Gilman’s story ‘‘Three Thanksgivings’’ has received very little critical attention. It was first published in 1909 in Gilman’s journal, Forerunner, which may have been part of the problem. Gilman had attracted the attention of critics before. In her entry on Gilman for the Dictionary of Literary Biography, Robin Miskolcze notes that Gilman’s first published poem, ‘‘Similar Cases,’’ received ‘‘a letter of praise from William Dean Howells, a respected writer and editor of the Atlantic Monthly.’’ However, though Gilman’s earlier writings attracted critics, Forerunner was largely ignored by reviewers. As Gary Scharnhorst notes in his 1985 book, Charlotte Perkins Gilman, ‘‘Unfortunately, few critics, not even Howells—though Gilman twice sent him bound volumes—deigned to notice the magazine.’’
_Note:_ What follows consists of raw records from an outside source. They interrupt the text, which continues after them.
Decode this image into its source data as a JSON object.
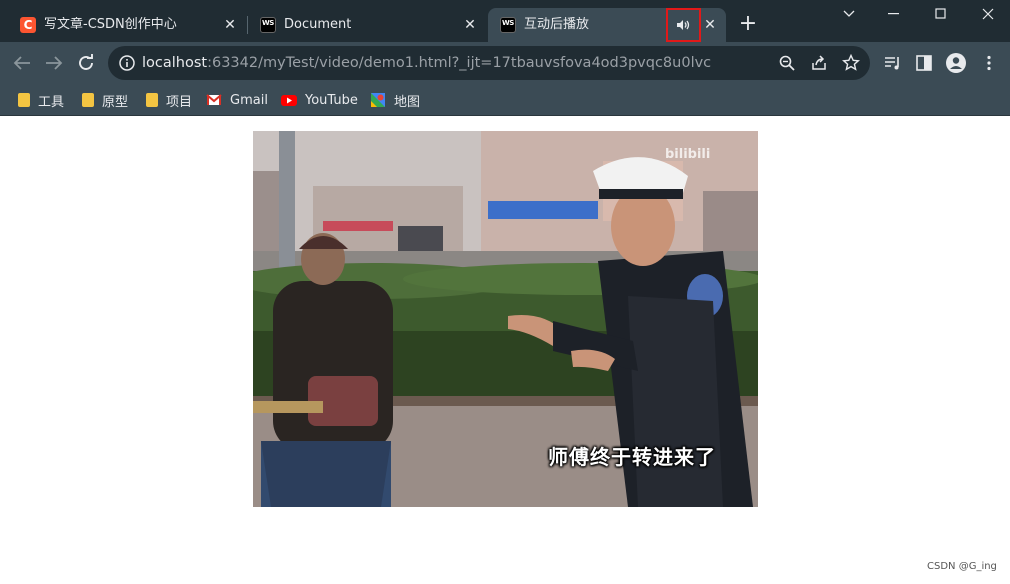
{
  "tabs": [
    {
      "title": "写文章-CSDN创作中心",
      "favicon": "C"
    },
    {
      "title": "Document",
      "favicon": "WS"
    },
    {
      "title": "互动后播放",
      "favicon": "WS",
      "active": true,
      "audio": "speaker-icon"
    }
  ],
  "tab_close": "✕",
  "new_tab": "+",
  "address": {
    "host": "localhost",
    "rest": ":63342/myTest/video/demo1.html?_ijt=17tbauvsfova4od3pvqc8u0lvc"
  },
  "bookmarks": [
    {
      "label": "工具",
      "icon": "folder-icon"
    },
    {
      "label": "原型",
      "icon": "folder-icon"
    },
    {
      "label": "项目",
      "icon": "folder-icon"
    },
    {
      "label": "Gmail",
      "icon": "gmail-icon"
    },
    {
      "label": "YouTube",
      "icon": "youtube-icon"
    },
    {
      "label": "地图",
      "icon": "maps-icon"
    }
  ],
  "video": {
    "subtitle": "师傅终于转进来了",
    "watermark": "bilibili"
  },
  "credit": "CSDN @G_ing",
  "colors": {
    "titlebar": "#202c33",
    "toolbar": "#3b4b55",
    "highlight": "#e11919"
  }
}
Part of this neglect was due to some early critics’ assertion that most of the writings in Forerunner were too heavy-handed in their feminist approach. In his 1991 Charlotte Perkins Gilman: A Nonfiction Reader, editor Larry Ceplair notes of Gilman’s magazine that ‘‘Charlotte’s commentaries ranged over a wide range of topics, but the central theme never varied.’’ Ceplair further says that this ‘‘sameness of tone’’ was most prevalent when Gilman ‘‘used a sermonizing form, as she increasingly did.’’
Following Gilman’s death in 1935, scholarship concerning the writer dried up. In her introduction in 1992’s Herland and Selected Stories by Charlotte Perkins Gilman, editor Barbara H. Solomon notes this phenomenon: ‘‘Descriptions of her life and contributions simply disappeared.’’ Solomon cites an example from 1962, The Reader’s Encyclopedia of American Literature, which includes three other Gilmans, but not Charlotte. However, as Solomon explains, in the mid-1960s ‘‘a burgeoning interest in feminist issues led historians, social critics, teachers, and students to search for the best sources about the conditions of women.’’ Gilman’s works began to be reprinted, including a reprint of all seven years of Forerunner, in 1968.
Even after the Forerunner stories resurfaced, however, they were not given as much critical attention as Gilman’s The Yellow Wallpaper (1899), her first published work of fiction. Scharnhorst divides the Forerunner stories into two categories: ‘‘fantasies with a feminist message’’ and ‘‘illustrations of women’s economic independence.’’ While Scharnhorst says that the former are usually ‘‘whimsical,’’ he considers the latter to be ‘‘contrived and repetitive’’ and says that they are ‘‘more heavyhanded, formulaic, and predictable than her feminist fantasies.’’ ‘‘Three Thanksgivings’’ falls into this second of Scharnhorst’s categories, and, based on the lack of critical attention given to the story, it would appear that many critics agree with his negative assessment. For example, in a book devoted entirely to Gilman’s short stories, 1997’s Charlotte Perkins Gilman: A Study of the Short Fiction, Denise D. Knight offers only a small comment on the story, saying that it underscores ‘‘the theme of economic independence,’’ like several of Gilman’s stories.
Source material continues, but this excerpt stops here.